Monday, July 15, 2013

Whitney to Independence

Whitney was an incredible experience! Since we had done three high mile days, our bodies were screaming for downtime before climbing the highest point on the PCT, Forester Pass. (Whitney is a side trail off the PCT.) We only hiked 6 miles from where we camped at Whitney to Tilden Creek for some relaxation, reading and socialization. On the way to the creek, we passed by one of the most beautiful points on the PCT, Big Horn Plateau, with 360 degree views of the surrounding mountain ranges. Instead of hiking out with the rest of the group, Ryan took three hours of solitude to soak in the beauty and meditate.

The next morning we woke in anticipation of hiking Forester Pass, its 13,153 feet notorious for causing hikers' knees to wobble and minds to consider the real danger of falling over a cliff from the explosively carved trail edge. The granite walls rise to form a sort of tunnel entryway to the narrow switchbacks that climb to the pass.

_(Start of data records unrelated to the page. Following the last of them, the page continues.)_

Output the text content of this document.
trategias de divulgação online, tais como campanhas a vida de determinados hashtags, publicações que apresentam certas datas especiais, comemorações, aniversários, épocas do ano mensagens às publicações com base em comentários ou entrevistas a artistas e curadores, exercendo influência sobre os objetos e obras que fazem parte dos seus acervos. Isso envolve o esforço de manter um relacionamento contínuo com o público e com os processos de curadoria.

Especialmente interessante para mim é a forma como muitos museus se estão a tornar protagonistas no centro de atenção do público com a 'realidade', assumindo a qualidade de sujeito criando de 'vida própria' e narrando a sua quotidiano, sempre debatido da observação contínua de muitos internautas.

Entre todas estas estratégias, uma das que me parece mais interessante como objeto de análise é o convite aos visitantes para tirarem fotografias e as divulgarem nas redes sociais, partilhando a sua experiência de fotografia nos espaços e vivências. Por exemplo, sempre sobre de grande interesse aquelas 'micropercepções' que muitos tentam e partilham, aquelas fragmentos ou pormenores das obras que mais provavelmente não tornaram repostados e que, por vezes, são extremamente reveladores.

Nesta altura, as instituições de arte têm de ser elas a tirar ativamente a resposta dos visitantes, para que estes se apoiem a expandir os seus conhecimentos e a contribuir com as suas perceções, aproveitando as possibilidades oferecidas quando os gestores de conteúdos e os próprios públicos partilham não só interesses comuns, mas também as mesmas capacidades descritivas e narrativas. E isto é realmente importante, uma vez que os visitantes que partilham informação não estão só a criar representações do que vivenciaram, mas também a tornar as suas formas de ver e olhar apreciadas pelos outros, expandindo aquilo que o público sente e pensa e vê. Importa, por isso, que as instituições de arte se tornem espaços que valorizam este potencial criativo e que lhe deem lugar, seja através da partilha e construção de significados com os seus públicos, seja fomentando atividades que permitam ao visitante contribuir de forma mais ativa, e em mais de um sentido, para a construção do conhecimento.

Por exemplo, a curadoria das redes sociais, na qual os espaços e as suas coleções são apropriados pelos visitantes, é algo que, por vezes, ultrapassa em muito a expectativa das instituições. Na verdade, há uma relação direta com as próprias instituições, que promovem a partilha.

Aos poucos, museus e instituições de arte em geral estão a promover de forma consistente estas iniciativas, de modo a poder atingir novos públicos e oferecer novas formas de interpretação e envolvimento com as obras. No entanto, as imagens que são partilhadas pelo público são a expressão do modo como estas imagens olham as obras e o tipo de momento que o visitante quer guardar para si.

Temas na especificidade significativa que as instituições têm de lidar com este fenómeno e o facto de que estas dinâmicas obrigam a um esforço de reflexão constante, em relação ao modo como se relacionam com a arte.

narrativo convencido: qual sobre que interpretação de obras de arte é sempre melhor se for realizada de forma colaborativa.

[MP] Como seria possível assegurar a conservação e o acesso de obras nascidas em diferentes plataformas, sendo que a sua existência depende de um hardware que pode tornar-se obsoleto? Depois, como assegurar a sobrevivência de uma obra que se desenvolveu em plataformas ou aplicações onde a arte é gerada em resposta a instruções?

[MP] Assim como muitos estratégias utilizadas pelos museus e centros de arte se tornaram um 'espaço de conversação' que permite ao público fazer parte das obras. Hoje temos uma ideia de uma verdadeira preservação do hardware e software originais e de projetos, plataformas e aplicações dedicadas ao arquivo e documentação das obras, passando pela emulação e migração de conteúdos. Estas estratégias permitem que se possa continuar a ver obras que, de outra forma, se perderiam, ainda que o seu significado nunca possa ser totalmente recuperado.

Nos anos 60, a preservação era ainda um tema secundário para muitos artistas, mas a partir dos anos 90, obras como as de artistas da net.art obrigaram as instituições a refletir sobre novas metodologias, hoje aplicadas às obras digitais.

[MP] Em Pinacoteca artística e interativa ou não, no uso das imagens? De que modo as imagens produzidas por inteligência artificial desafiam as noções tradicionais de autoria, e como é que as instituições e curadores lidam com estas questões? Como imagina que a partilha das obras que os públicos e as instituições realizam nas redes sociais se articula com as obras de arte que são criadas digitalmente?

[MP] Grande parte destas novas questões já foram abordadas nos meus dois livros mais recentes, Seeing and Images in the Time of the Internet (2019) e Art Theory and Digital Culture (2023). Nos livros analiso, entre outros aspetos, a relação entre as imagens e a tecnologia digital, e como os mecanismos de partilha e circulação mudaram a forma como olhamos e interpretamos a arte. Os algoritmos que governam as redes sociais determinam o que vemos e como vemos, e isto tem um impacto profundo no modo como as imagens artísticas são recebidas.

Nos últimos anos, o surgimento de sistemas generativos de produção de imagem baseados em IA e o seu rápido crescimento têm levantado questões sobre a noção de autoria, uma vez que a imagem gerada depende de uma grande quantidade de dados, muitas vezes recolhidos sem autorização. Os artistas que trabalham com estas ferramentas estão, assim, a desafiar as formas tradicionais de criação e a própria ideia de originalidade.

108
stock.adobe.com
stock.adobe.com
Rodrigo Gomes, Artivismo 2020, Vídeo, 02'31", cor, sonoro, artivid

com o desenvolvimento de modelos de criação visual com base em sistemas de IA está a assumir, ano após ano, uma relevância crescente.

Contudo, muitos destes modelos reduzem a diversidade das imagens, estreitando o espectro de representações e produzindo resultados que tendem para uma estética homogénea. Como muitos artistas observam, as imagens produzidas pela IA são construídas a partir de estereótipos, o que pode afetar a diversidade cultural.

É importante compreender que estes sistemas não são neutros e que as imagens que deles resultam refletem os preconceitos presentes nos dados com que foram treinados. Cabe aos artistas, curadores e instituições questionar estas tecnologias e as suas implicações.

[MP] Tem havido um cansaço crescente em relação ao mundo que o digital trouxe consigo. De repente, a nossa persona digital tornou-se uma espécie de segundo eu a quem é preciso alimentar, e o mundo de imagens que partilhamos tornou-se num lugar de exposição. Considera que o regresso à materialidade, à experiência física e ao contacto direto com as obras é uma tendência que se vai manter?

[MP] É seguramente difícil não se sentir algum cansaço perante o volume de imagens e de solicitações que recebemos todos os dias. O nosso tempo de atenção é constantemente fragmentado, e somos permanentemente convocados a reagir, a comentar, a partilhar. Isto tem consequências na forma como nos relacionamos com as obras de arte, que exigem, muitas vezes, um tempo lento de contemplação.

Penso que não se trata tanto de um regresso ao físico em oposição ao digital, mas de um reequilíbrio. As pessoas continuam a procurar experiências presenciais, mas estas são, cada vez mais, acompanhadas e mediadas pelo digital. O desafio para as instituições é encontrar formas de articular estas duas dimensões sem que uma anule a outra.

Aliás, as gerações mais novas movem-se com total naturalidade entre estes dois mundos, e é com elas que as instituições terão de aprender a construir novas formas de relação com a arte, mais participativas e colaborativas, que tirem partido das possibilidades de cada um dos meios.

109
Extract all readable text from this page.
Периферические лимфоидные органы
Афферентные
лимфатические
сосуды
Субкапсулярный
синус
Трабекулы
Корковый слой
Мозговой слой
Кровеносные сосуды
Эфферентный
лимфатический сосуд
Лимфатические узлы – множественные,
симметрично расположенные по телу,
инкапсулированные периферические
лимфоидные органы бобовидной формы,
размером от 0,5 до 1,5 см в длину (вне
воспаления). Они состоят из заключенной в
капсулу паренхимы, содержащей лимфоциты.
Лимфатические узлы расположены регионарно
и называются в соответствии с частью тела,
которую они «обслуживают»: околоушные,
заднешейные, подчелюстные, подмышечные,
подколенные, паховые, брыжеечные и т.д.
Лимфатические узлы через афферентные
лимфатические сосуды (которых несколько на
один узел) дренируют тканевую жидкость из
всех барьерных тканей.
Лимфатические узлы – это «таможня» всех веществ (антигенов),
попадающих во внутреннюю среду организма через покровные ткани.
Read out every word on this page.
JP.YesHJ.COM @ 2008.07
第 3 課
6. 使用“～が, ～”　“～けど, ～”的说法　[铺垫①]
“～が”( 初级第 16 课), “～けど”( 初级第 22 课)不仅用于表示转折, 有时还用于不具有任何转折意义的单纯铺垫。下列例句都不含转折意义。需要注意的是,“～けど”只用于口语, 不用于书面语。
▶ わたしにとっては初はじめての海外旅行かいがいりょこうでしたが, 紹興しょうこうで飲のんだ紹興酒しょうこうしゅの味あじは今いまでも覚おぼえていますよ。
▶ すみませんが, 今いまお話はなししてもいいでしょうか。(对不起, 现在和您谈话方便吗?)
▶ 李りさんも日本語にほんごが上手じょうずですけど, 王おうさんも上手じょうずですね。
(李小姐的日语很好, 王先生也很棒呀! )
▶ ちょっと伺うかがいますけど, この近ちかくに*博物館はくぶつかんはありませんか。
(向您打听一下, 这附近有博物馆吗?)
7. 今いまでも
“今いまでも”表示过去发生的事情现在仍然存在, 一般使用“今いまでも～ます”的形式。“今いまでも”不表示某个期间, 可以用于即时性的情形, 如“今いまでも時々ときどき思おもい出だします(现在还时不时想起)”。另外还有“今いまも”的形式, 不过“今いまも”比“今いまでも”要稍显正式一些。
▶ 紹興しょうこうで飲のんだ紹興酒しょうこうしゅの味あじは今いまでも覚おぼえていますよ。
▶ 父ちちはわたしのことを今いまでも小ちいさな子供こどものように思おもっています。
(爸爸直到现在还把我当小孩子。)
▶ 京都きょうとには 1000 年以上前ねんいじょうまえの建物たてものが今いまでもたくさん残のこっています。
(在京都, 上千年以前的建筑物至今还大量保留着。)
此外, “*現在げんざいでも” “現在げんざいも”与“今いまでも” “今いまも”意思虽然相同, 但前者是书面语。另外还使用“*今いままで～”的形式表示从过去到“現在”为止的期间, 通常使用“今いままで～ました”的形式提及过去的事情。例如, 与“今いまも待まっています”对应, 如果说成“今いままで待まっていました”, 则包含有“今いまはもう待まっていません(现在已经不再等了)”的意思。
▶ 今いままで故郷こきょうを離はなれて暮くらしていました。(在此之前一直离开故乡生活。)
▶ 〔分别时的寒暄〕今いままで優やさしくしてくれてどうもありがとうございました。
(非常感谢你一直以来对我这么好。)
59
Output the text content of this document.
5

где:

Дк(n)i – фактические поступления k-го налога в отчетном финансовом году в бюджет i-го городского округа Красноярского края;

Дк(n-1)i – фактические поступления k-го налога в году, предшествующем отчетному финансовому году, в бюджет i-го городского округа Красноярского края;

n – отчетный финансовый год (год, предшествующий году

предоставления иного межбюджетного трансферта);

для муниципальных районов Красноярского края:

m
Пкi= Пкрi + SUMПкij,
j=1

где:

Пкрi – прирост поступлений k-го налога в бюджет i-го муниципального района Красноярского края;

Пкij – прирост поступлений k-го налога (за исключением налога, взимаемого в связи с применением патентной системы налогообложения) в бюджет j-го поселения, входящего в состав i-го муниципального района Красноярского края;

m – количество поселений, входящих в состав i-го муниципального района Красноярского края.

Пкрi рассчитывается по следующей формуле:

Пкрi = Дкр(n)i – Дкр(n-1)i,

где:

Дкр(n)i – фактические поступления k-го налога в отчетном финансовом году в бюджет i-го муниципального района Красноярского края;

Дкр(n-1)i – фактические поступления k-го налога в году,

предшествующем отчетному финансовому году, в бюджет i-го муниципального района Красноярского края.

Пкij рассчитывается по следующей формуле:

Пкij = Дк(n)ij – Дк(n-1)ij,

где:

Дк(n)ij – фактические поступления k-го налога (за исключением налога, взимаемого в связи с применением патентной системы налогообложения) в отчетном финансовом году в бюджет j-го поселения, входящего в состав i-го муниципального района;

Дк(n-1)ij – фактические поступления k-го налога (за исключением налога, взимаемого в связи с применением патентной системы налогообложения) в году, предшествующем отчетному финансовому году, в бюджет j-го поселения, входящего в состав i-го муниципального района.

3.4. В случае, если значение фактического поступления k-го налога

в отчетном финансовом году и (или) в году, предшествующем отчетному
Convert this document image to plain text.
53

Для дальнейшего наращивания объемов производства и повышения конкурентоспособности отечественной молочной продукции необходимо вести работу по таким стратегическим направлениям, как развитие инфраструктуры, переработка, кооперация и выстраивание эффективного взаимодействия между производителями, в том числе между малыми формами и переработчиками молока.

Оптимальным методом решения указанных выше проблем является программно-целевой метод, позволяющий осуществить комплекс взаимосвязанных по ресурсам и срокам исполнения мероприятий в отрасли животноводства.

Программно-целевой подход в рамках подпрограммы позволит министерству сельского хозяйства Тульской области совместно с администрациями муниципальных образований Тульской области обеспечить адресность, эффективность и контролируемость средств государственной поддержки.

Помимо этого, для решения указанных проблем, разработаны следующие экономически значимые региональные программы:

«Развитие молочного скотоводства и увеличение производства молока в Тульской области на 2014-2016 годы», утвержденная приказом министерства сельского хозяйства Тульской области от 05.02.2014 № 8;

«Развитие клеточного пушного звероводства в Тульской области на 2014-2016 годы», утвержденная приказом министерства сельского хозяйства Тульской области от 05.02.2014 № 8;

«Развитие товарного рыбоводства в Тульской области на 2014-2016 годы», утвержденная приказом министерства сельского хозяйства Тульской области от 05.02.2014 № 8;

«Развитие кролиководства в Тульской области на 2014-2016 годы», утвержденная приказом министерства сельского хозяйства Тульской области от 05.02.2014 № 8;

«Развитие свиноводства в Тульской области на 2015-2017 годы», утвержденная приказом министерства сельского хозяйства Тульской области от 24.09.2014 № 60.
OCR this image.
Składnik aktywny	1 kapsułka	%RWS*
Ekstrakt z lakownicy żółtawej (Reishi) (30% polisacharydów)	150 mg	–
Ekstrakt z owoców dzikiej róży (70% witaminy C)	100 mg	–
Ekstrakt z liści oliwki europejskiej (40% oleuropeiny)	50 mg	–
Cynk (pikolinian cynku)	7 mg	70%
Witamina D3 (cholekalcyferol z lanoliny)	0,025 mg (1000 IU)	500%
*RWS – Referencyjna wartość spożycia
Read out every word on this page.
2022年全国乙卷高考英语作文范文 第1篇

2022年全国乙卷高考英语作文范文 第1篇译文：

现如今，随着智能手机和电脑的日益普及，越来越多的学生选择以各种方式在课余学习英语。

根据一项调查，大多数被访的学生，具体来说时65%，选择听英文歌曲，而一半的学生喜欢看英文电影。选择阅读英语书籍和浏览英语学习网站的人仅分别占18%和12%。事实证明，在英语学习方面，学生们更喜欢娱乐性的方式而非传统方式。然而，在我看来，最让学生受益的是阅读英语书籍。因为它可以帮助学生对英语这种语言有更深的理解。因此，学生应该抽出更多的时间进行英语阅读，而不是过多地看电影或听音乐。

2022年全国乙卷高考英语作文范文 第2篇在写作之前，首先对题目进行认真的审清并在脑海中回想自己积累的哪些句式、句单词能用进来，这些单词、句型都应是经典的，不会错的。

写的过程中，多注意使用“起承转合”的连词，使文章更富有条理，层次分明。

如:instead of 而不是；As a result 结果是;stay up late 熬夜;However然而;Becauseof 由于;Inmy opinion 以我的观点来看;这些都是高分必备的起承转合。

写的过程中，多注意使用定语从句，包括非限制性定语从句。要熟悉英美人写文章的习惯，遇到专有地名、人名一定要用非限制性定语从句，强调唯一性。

A low snow year made the 95 degree snow chute death slide fortunately less challenging. We traversed it cautiously, but without incident.



The pictures speak for themselves as to the view from the top.

As we descended, we lost the trail in a snow field and had to "blue blaze" (make your own way), which for us was a vertical rock slide straight down the mountain to the most pristine glacial lake we had seen yet.


We jokingly named our route the Forester Yeti Trail Alternate because we stumbled across a pile of bones in the rocks.

The rest of the day's hike was very relaxed but awe inspiring as we made our way down a seemingly endless valley of majestic towering granite, cascading waterfalls, and grassy meadows.




It was surreal to think that we had actually made it into the pinnacle of the High Sierras, true backcountry wilderness. We camped at Bullfrog Trail Junction that night with intentions of hiking over Kearsarge Pass and into the town of Independence to resupply the following day.


Kearsarge Pass is a popular resupply exit point for hikers because it breaks up the roughly 12-14 day hike between Kennedy Meadows and Vermillion Valley Resort. It also boasts incredible views of the kind of jagged protruding granite peaks one would imagine the High Sierras to offer.

We were shocked at the disparity between the freezing temperatures at the top of the pass and the 100 degree temperature in the valley below. Leaving the Onion Valley trail head into town, it took the longest time yet to get a hitch: 2.5 hours. Another thru-hiker, Coaster, had been descending with our benefactor and upon hearing of our wait, gave up his prearranged ride to us. The ride, although much appreciated, got us into town AFTER Coaster and included a "shoved down your throat" sermon about accepting the driver's born again Christian beliefs or going to hell. Thanks, Coaster (premeditated "generosity"?)! In town, we hit up the Subway, collected our resupply and got stranded. Our sleeping bags were cleaner and housed less insects than the hostel where we spent the night, but the showers were welcomed. In her defense, the proprietor runs the hostel, motel, Chevron station/mini mart and Subway all in the same day 24x7. Two minutes into the next morning, we had a hitch back to the trail.